On Tuesday, November 20, the Parsippany-Troy Hills Township Council will vote on whether to approve a PILOT (Payment In Lieu Of Taxes) agreement between the township and the developer of the District at 1515 project, which consists of 441 apartment units and 112,000 sq. ft. of retail space.
Under this type of agreement, rather than being taxed like other real property in the township, the developer is taxed according to the negotiated terms specified in the PILOT. A fair PILOT would compensate the developer for the lost income from having to construct affordable housing units, while at the same time maximizing the amount of tax revenue that the township will receive.
The township tax assessor estimates that if the District at 1515 project contained no affordable units and was taxed at the full market rate, then the estimated tax would be about $3.8 million annually. However, 15% of the units in this project are affordable units. If the remaining 85% of the regular units were charged at the regular rate, and the affordables were not taxed at all, Parsippany would still receive $3.2 million in taxes. Compare that to the estimated $1.1 million that Parsippany will receive under the PILOT and it is obvious that the township is getting a bad deal.
To make matters worse, the $1.1 million that Parsippany will receive in tax revenues does not cover the cost of municipal services that the township must provide. As I wrote in a previous article, the development is expected to send between 80-100 students to our schools. This number is based on a ratio of 19 students per 100 apartment units, which was calculated from 2015-2016 school year statistics for the 7,000 apartments that existed in Parsippany at that time. The 80-100 estimate is further supported by real numbers from that year for the Powder Mill Heights apartment complex, which has fewer units than the District at 1515 but sent 97 students to our schools. Lastly, the student estimate is also supported by common sense. The vast majority of District 1515 renters are expected to be millennials of childbearing age, and 177 units in the development have either two or three bedrooms. Given that combination, an estimate of 80-100 students may actually be on the low side.

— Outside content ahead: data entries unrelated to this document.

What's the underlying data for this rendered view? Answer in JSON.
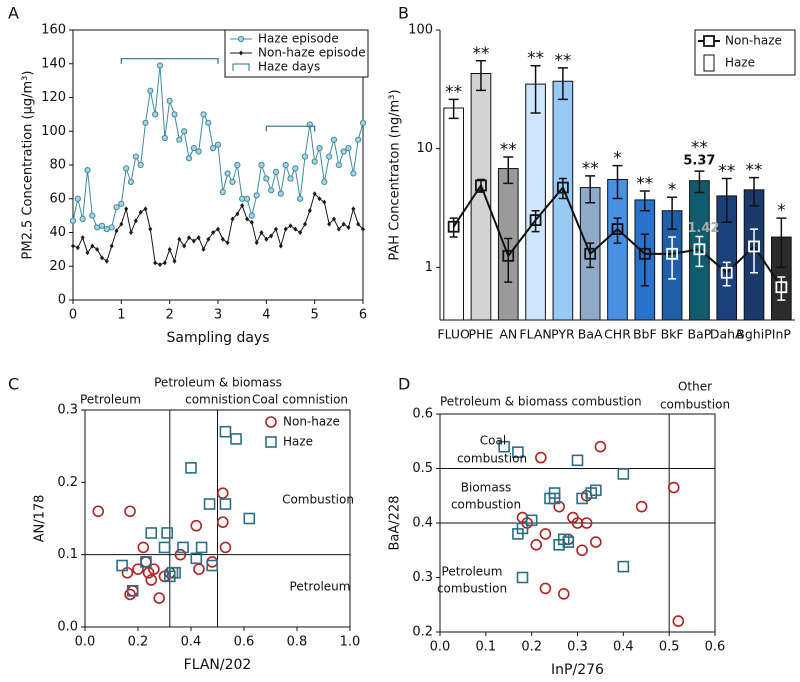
{
  "chart_data": [
    {
      "type": "line",
      "label": "A",
      "xlabel": "Sampling days",
      "ylabel": "PM2.5 Concentration (µg/m³)",
      "xlim": [
        0,
        6
      ],
      "xticks": [
        0,
        1,
        2,
        3,
        4,
        5,
        6
      ],
      "ylim": [
        0,
        160
      ],
      "yticks": [
        0,
        20,
        40,
        60,
        80,
        100,
        120,
        140,
        160
      ],
      "x": [
        0,
        0.1,
        0.2,
        0.3,
        0.4,
        0.5,
        0.6,
        0.7,
        0.8,
        0.9,
        1,
        1.1,
        1.2,
        1.3,
        1.4,
        1.5,
        1.6,
        1.7,
        1.8,
        1.9,
        2,
        2.1,
        2.2,
        2.3,
        2.4,
        2.5,
        2.6,
        2.7,
        2.8,
        2.9,
        3,
        3.1,
        3.2,
        3.3,
        3.4,
        3.5,
        3.6,
        3.7,
        3.8,
        3.9,
        4,
        4.1,
        4.2,
        4.3,
        4.4,
        4.5,
        4.6,
        4.7,
        4.8,
        4.9,
        5,
        5.1,
        5.2,
        5.3,
        5.4,
        5.5,
        5.6,
        5.7,
        5.8,
        5.9,
        6
      ],
      "series": [
        {
          "name": "Haze episode",
          "color": "#3f8aa3",
          "marker": "circle",
          "values": [
            47,
            60,
            48,
            77,
            50,
            43,
            44,
            42,
            43,
            55,
            57,
            78,
            70,
            85,
            80,
            105,
            124,
            110,
            139,
            96,
            118,
            110,
            95,
            100,
            84,
            90,
            88,
            110,
            105,
            90,
            92,
            64,
            75,
            70,
            80,
            60,
            60,
            50,
            62,
            80,
            72,
            65,
            76,
            63,
            80,
            72,
            78,
            60,
            85,
            104,
            82,
            90,
            70,
            85,
            95,
            80,
            88,
            90,
            75,
            95,
            105
          ]
        },
        {
          "name": "Non-haze episode",
          "color": "#1a1a1a",
          "marker": "diamond",
          "values": [
            32,
            31,
            37,
            28,
            32,
            30,
            25,
            23,
            32,
            41,
            45,
            54,
            40,
            47,
            52,
            54,
            42,
            22,
            21,
            22,
            30,
            23,
            36,
            32,
            37,
            35,
            37,
            30,
            36,
            40,
            42,
            36,
            34,
            48,
            51,
            56,
            48,
            46,
            34,
            40,
            36,
            38,
            42,
            32,
            42,
            44,
            42,
            40,
            45,
            53,
            63,
            60,
            58,
            45,
            48,
            42,
            45,
            43,
            54,
            45,
            42
          ]
        }
      ],
      "haze_days": {
        "name": "Haze days",
        "color": "#2a6f86",
        "ranges": [
          {
            "x": [
              1,
              3
            ],
            "y": 143
          },
          {
            "x": [
              4,
              5
            ],
            "y": 103
          }
        ]
      }
    },
    {
      "type": "bar",
      "label": "B",
      "ylabel": "PAH Concentraton (ng/m³)",
      "log_scale": true,
      "ylim": [
        0.36,
        100
      ],
      "yticks": [
        1,
        10,
        100
      ],
      "categories": [
        "FLUO",
        "PHE",
        "AN",
        "FLAN",
        "PYR",
        "BaA",
        "CHR",
        "BbF",
        "BkF",
        "BaP",
        "DahA",
        "BghiP",
        "InP"
      ],
      "significance": [
        "**",
        "**",
        "**",
        "**",
        "**",
        "**",
        "*",
        "**",
        "*",
        "**",
        "**",
        "**",
        "*"
      ],
      "series": [
        {
          "name": "Haze",
          "mark": "bar",
          "colors": [
            "#ffffff",
            "#d3d3d3",
            "#9a9a9a",
            "#cfe6ff",
            "#99c9f5",
            "#8fa9c9",
            "#4a90e2",
            "#2a72c9",
            "#1f5fa8",
            "#0f5c6e",
            "#1b3f78",
            "#1a3a6b",
            "#2b2b2b"
          ],
          "values": [
            22,
            43,
            6.8,
            35,
            37,
            4.7,
            5.5,
            3.7,
            3.0,
            5.37,
            4.0,
            4.5,
            1.8
          ],
          "errors": [
            4,
            12,
            1.7,
            15,
            11,
            1.2,
            1.7,
            0.7,
            0.9,
            1.1,
            1.6,
            1.2,
            0.8
          ],
          "value_labels": [
            null,
            null,
            null,
            null,
            null,
            null,
            null,
            null,
            null,
            "5.37",
            null,
            null,
            null
          ]
        },
        {
          "name": "Non-haze",
          "mark": "square",
          "color": "#111111",
          "values": [
            2.2,
            4.9,
            1.25,
            2.5,
            4.7,
            1.3,
            2.1,
            1.3,
            1.3,
            1.42,
            0.9,
            1.5,
            0.68
          ],
          "errors": [
            0.4,
            0.6,
            0.5,
            0.5,
            0.9,
            0.3,
            0.5,
            0.6,
            0.5,
            0.4,
            0.2,
            0.6,
            0.15
          ],
          "value_labels": [
            null,
            null,
            null,
            null,
            null,
            null,
            null,
            null,
            null,
            "1.42",
            null,
            null,
            null
          ]
        }
      ]
    },
    {
      "type": "scatter",
      "label": "C",
      "xlabel": "FLAN/202",
      "ylabel": "AN/178",
      "legend": "upper right",
      "xlim": [
        0,
        1
      ],
      "xticks": [
        {
          "value": 0,
          "label": "0.0"
        },
        0.2,
        0.4,
        0.6,
        0.8,
        {
          "value": 1,
          "label": "1.0"
        }
      ],
      "ylim": [
        0,
        0.3
      ],
      "yticks": [
        {
          "value": 0,
          "label": "0.0"
        },
        0.1,
        0.2,
        0.3
      ],
      "vlines": [
        0.32,
        0.5
      ],
      "hlines": [
        0.1
      ],
      "annotations": [
        "Petroleum",
        "Petroleum & biomass",
        "comnistion",
        "Coal comnistion",
        "Combustion",
        "Petroleum"
      ],
      "series": [
        {
          "name": "Non-haze",
          "color": "#b22222",
          "marker": "circle",
          "x": [
            0.05,
            0.17,
            0.16,
            0.17,
            0.18,
            0.2,
            0.22,
            0.23,
            0.24,
            0.25,
            0.26,
            0.28,
            0.3,
            0.32,
            0.36,
            0.42,
            0.43,
            0.48,
            0.52,
            0.53,
            0.52
          ],
          "y": [
            0.16,
            0.16,
            0.075,
            0.045,
            0.05,
            0.08,
            0.11,
            0.09,
            0.075,
            0.065,
            0.08,
            0.04,
            0.07,
            0.075,
            0.1,
            0.14,
            0.08,
            0.09,
            0.145,
            0.11,
            0.185
          ]
        },
        {
          "name": "Haze",
          "color": "#2a6f86",
          "marker": "square",
          "x": [
            0.14,
            0.18,
            0.23,
            0.25,
            0.3,
            0.31,
            0.32,
            0.34,
            0.37,
            0.4,
            0.42,
            0.44,
            0.47,
            0.48,
            0.53,
            0.53,
            0.57,
            0.62,
            0.33
          ],
          "y": [
            0.085,
            0.05,
            0.09,
            0.13,
            0.11,
            0.13,
            0.07,
            0.075,
            0.11,
            0.22,
            0.095,
            0.11,
            0.17,
            0.085,
            0.17,
            0.27,
            0.26,
            0.15,
            0.075
          ]
        }
      ]
    },
    {
      "type": "scatter",
      "label": "D",
      "xlabel": "InP/276",
      "ylabel": "BaA/228",
      "xlim": [
        0,
        0.6
      ],
      "xticks": [
        {
          "value": 0,
          "label": "0.0"
        },
        0.1,
        0.2,
        0.3,
        0.4,
        0.5,
        0.6
      ],
      "ylim": [
        0.2,
        0.6
      ],
      "yticks": [
        0.2,
        0.3,
        0.4,
        0.5,
        0.6
      ],
      "vlines": [
        0.5
      ],
      "hlines": [
        0.5,
        0.4
      ],
      "annotations": [
        "Petroleum & biomass combustion",
        "Other",
        "combustion",
        "Coal",
        "combustion",
        "Biomass",
        "combustion",
        "Petroleum",
        "combustion"
      ],
      "series": [
        {
          "name": "Non-haze",
          "color": "#b22222",
          "marker": "circle",
          "x": [
            0.22,
            0.35,
            0.18,
            0.19,
            0.21,
            0.23,
            0.23,
            0.26,
            0.27,
            0.28,
            0.29,
            0.3,
            0.31,
            0.32,
            0.32,
            0.34,
            0.44,
            0.51,
            0.52
          ],
          "y": [
            0.52,
            0.54,
            0.41,
            0.4,
            0.36,
            0.38,
            0.28,
            0.43,
            0.27,
            0.37,
            0.41,
            0.4,
            0.35,
            0.4,
            0.45,
            0.365,
            0.43,
            0.465,
            0.22
          ]
        },
        {
          "name": "Haze",
          "color": "#2a6f86",
          "marker": "square",
          "x": [
            0.14,
            0.17,
            0.3,
            0.17,
            0.18,
            0.2,
            0.18,
            0.24,
            0.25,
            0.25,
            0.26,
            0.27,
            0.28,
            0.31,
            0.33,
            0.34,
            0.4,
            0.4
          ],
          "y": [
            0.54,
            0.53,
            0.515,
            0.38,
            0.39,
            0.405,
            0.3,
            0.445,
            0.445,
            0.455,
            0.36,
            0.37,
            0.365,
            0.445,
            0.455,
            0.46,
            0.49,
            0.32
          ]
        }
      ]
    }
  ]
}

The cost of educating a student in Parsippany in the 2015-2016 school year was $22,000, according to the N.J. Department of Education. At that rate the cost of educating students from the District at 1515 will be in the neighborhood of $2 million, which means that education costs alone will exceed total tax revenues from the PILOT by about $1 million.
Parsippany cannot afford to agree to a PILOT that will cost at least $1 million more than the taxes it will bring in. At a minimum, any PILOT that is agreed to must be tax revenue neutral. If the council were to approve this PILOT in its current form, they would be doing a great disservice to the taxpayers of this township.